Fed’s Charles Plosser sees high bar for change in pace of taper
Plosser says recent encouraging economic data isn't enough to change the pace of Fed's asset purchases
Paris/London/Atlanta: Federal Reserve Bank of Philadelphia president Charles Plosser, who votes on policy this year, said recent encouraging economic data isn’t enough to change the pace of the central bank’s asset purchases.
“It would have been nice, from my perspective, had we started at a faster pace," Plosser said in a Bloomberg Television interview with Manus Cranny in Paris, referring to the Fed’s tapering of its stimulus programme. “Given the fact that we’ve embarked on measured reductions, it’s important to give some certainty or at least clarity to the markets on what we’re doing. It’s OK to continue at $10 billion. The hurdle rate for change is pretty high in either direction."
The Fed is trying to determine whether the economy has shown recent signs of weakness because of severe winter weather or fundamental obstacles to growth. The policy-setting Federal Open Market Committee (FOMC) meets 18-19 March in its first gathering led by chair Janet Yellen since she succeeded Ben S. Bernanke last month.
New York Fed president William C. Dudley said on 7 March he sees a “reasonably favorable" outlook for the economy, even as high unemployment and low inflation warrant stimulus for a “considerable time."
The US employers added more workers than projected in February, data last week showed, indicating the economy is starting to bounce back from a weather-induced setback. The 175,000 gain in employment followed a revised 129,000 increase the prior month that was bigger than initially estimated.
No Whip-Saw
Improvement in the labour market is one reason the FOMC has trimmed monthly bond purchases by $10 billion in each of its past two meetings. The central bank in January reduced monthly bond purchases to $65 billion.

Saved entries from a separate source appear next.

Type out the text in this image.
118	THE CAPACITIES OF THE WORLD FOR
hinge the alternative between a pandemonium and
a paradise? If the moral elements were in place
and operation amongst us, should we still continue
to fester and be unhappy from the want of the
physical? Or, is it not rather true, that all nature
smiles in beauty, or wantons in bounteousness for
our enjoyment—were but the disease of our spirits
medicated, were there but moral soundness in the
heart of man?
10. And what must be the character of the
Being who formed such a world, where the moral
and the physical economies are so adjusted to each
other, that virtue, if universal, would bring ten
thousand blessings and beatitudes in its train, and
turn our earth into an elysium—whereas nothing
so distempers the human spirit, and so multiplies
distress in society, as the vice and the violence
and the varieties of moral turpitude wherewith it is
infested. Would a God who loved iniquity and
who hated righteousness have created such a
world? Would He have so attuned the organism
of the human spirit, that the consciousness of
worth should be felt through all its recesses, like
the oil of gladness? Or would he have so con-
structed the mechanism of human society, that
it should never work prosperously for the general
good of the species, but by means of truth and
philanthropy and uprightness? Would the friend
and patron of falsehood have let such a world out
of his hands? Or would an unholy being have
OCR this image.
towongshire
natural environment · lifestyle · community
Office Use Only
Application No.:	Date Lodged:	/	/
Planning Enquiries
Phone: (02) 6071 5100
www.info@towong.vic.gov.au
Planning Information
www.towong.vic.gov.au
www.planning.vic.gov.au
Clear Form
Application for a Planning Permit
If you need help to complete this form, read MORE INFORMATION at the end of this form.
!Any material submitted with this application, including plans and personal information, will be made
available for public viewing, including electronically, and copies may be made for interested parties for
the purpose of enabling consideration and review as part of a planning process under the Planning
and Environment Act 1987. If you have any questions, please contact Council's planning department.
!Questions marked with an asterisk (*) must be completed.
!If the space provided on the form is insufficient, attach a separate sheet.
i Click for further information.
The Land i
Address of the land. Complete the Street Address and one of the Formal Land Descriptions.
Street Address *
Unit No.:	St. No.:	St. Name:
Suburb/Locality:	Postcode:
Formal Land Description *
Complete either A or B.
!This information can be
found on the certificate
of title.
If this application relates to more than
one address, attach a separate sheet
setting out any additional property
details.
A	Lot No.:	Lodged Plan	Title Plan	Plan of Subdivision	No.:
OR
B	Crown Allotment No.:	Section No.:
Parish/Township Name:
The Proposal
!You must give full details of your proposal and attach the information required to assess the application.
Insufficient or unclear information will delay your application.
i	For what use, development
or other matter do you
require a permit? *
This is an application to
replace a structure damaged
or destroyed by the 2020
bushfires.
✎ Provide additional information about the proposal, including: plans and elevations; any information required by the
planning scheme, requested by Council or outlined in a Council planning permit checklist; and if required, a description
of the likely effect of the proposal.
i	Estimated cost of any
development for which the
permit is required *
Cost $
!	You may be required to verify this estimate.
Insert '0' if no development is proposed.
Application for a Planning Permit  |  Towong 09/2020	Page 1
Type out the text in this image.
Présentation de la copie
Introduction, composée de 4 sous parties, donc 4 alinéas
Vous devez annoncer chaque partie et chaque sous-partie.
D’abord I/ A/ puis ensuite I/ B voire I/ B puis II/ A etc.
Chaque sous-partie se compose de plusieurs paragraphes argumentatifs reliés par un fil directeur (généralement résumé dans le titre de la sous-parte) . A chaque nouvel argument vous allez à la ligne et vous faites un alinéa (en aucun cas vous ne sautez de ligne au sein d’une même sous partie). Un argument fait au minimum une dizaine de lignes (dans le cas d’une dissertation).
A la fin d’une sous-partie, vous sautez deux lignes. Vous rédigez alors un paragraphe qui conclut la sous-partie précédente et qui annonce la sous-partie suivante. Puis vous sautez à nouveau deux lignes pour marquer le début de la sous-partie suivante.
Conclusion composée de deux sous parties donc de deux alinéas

Policy shouldn’t be “whip-sawed from month to month," Plosser said when asked about the jobs numbers. The numbers were “encouraging," though they follow other data in the previous two months that were “weak," he said.
Yellen has pledged to press on with gradual reductions in so-called quantitative easing so long as the economy continues to show signs of improvement.
The Fed has pledged to keep the main interest rate at zero well past the time unemployment falls below 6.5%. Labour department figures showed that joblessness rose to 6.7% in February from 6.6% the month before as more people entered the labour force and couldn’t find work.
Plosser, a former University of Rochester economist, became president of the Philadelphia Fed in August 2006. The bank’s district includes eastern Pennsylvania, southern New Jersey and Delaware. Bloomberg
Jennifer Ryan in London contributed to this story.